Meral lowered his face into his hands. Why had he come home so early that day? Why not five minutes earlier? Five minutes later? Two? One? The litany of guilt and recrimination had been faithfully repeated every day now for years. Meral looked up and turned his head, staring pensively at something on his bedside table. He reached over and picked it up. It was a book about Einstein, God, and quantum physics. Though never the grail of complete assurance, Meral did find help in such books. But it wasn’t this one’s content that had his interest. It was something else. He stared at the cover for a moment and then opened the book to the page where on the night before last, before getting into bed, he had placed a narrow Casa
Nova paper bookmark—it had a photo of the hostel on one of its sides and a spiritual quotation on the other—into the book to mark his place. When about to fall asleep that night, the policeman had murmured as he had every night for the last four years, “One more day, son. One day closer.” He had tired of asking for signs that never came, although even were the sun still in the sky days later his doubts would all return. But on this night he had decided to petition his son: “If you live, if you hear me, please come to me. Visit me tonight in my dreams.” The son didn’t. He never had.

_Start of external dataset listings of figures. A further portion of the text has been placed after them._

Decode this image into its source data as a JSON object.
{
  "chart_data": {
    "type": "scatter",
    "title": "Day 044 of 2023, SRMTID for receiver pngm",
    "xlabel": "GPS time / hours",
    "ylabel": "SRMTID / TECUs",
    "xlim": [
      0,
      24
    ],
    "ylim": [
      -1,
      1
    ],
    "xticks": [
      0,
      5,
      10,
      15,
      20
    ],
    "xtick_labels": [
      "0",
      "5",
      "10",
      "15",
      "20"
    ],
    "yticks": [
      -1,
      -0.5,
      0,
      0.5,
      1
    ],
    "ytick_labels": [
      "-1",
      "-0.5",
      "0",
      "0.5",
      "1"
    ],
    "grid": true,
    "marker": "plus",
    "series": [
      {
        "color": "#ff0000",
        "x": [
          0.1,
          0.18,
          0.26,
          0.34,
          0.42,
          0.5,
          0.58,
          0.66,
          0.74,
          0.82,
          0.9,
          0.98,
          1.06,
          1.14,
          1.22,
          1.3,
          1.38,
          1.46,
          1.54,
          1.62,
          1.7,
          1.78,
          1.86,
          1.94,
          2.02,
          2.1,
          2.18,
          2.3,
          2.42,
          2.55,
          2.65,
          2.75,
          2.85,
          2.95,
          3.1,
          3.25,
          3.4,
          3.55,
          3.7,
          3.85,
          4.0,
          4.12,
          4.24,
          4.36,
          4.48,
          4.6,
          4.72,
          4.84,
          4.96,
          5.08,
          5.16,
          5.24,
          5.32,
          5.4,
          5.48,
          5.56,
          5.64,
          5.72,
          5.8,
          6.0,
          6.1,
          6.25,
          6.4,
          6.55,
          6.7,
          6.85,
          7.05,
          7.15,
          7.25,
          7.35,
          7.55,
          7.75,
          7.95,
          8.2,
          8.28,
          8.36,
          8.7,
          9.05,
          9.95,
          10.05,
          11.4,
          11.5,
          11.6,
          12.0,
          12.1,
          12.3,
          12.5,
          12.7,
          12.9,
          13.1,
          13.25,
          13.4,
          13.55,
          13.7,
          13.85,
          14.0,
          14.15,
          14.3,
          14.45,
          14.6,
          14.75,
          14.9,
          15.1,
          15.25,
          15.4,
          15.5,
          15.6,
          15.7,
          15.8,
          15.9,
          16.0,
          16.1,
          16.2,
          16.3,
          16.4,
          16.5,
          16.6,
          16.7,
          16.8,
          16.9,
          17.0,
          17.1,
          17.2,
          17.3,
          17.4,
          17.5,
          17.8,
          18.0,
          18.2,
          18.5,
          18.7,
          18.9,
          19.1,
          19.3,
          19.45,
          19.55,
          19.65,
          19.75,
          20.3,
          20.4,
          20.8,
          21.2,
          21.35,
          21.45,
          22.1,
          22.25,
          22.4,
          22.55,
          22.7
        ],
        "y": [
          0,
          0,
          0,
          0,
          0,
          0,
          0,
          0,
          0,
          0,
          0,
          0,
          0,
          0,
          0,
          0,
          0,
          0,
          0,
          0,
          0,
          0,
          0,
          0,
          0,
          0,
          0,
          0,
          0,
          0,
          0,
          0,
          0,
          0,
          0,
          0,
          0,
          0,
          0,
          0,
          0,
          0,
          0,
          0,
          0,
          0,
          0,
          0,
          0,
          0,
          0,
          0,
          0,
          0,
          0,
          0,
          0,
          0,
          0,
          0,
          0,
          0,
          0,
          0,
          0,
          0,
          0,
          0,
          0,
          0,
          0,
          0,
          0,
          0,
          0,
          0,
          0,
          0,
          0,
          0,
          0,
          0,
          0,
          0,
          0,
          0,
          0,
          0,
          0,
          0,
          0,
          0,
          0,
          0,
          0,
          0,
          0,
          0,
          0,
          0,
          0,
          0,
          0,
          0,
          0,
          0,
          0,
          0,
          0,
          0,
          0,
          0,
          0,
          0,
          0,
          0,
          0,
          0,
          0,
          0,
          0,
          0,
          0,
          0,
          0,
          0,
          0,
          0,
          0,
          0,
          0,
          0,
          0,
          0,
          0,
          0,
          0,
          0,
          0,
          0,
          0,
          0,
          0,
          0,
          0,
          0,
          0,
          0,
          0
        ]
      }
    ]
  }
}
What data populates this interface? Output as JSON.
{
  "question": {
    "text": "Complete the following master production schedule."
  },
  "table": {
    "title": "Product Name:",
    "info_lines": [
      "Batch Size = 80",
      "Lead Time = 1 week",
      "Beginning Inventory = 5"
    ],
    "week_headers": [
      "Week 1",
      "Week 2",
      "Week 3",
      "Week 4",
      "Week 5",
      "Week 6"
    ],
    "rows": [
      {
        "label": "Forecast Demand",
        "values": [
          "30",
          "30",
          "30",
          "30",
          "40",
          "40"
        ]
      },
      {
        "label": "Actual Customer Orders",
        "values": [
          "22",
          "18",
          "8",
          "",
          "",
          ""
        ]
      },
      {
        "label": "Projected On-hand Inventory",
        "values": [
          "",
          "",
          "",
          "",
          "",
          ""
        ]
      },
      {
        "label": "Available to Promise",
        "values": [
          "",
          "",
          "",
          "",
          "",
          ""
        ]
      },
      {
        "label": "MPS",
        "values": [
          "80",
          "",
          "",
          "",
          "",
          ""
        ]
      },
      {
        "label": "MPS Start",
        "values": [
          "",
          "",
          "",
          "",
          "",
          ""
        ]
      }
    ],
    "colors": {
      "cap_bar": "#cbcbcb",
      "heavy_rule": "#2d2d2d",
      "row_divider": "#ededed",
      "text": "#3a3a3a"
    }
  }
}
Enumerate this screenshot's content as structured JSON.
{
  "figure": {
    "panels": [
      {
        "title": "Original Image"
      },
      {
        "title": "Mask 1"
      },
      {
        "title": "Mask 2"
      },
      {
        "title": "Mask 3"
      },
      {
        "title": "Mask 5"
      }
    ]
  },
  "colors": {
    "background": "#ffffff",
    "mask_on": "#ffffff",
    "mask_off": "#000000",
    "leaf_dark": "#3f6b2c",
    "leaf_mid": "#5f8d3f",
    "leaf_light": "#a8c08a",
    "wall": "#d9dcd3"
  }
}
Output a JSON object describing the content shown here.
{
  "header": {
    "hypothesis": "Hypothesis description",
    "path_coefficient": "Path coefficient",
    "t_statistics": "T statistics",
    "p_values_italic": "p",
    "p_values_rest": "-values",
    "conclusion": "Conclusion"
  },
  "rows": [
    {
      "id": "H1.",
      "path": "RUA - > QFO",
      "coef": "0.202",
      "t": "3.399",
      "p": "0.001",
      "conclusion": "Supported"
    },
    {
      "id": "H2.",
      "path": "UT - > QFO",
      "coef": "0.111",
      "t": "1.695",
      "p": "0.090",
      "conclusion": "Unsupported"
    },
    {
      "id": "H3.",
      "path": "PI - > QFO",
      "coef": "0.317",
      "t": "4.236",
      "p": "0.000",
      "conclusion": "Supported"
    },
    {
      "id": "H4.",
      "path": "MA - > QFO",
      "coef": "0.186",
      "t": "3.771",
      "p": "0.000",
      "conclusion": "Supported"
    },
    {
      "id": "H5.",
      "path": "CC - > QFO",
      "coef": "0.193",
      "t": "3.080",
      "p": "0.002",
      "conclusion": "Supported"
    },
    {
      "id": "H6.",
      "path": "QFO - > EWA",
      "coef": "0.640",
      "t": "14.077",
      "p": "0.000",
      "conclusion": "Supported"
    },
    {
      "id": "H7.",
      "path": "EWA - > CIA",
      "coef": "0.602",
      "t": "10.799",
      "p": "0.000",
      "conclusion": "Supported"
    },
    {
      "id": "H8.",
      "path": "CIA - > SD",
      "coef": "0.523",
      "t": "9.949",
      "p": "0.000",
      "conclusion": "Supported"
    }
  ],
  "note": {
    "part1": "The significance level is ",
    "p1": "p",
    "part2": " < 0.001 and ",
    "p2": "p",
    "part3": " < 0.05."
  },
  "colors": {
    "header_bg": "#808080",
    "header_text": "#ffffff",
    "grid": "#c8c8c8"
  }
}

But on the following night when Meral had again picked up the book, he found the Casa Nova bookmark no longer there and in its place there was a freshly picked bright yellow sunflower, the favorite of his son. This early morning when Meral asked the gray and green uniformed housekeeper regularly charged with the care of his room if she had made the exchange, she had looked him askance and with a smile of bemusement had told him, “Why would anybody do such a thing?” Afterward, heading to the dining hall for breakfast, Meral had stopped, spying Wilson with his head bent low at the reception counter where he was resting his weight on folded arms, perhaps waiting for the tiny nun in charge to give instructions. For a moment Meral stared at the cluster of room keys attached to Wilson’s belt of tools, and then, on a sudden impulse, walked over to him.
“Oh, Wilson!”
Wilson lifted his head with a look of warm trust and recognition.
“Sergeant Meral!”
“Was it you?” Meral quietly asked him.
Wilson’s brow crinkled up with an innocent bewilderment.
“What do you mean, Sergeant Meral?”
Suddenly embarrassed, Meral answered, “Never mind. Have you a monkey wrench I could borrow? A small one, the smallest that you have.”
“Oh, well, sure!”
“I haven’t seen you here in quite some time.”
“Yes, I know.”
Wilson was wearing leather workman’s gloves, and when he’d slipped one off so that he could grasp the tiny wrench at his belt, Meral noticed there were bandages wrapped around the palm of his hand.
They were red with a seepage of blood.
“Hurt yourself, Wilson?”
Looking down at his belt as he reached for the wrench, the handyman had shrugged and smiled faintly.
“That’s the job, sir,” he’d said, “Getting hurt.”
M
eral picked the sunflower out of the book and for moments held it up to his probing stare. He wondered. But could go no further. “One more day,” he murmured into his pillow. “One day closer.” He wanted time to sweep him up into its arms and then to carry him, to race with him, at blinding speed to a place where he might find something other than this sadness that clung to him on and on without end. And again he slept. And did not dream.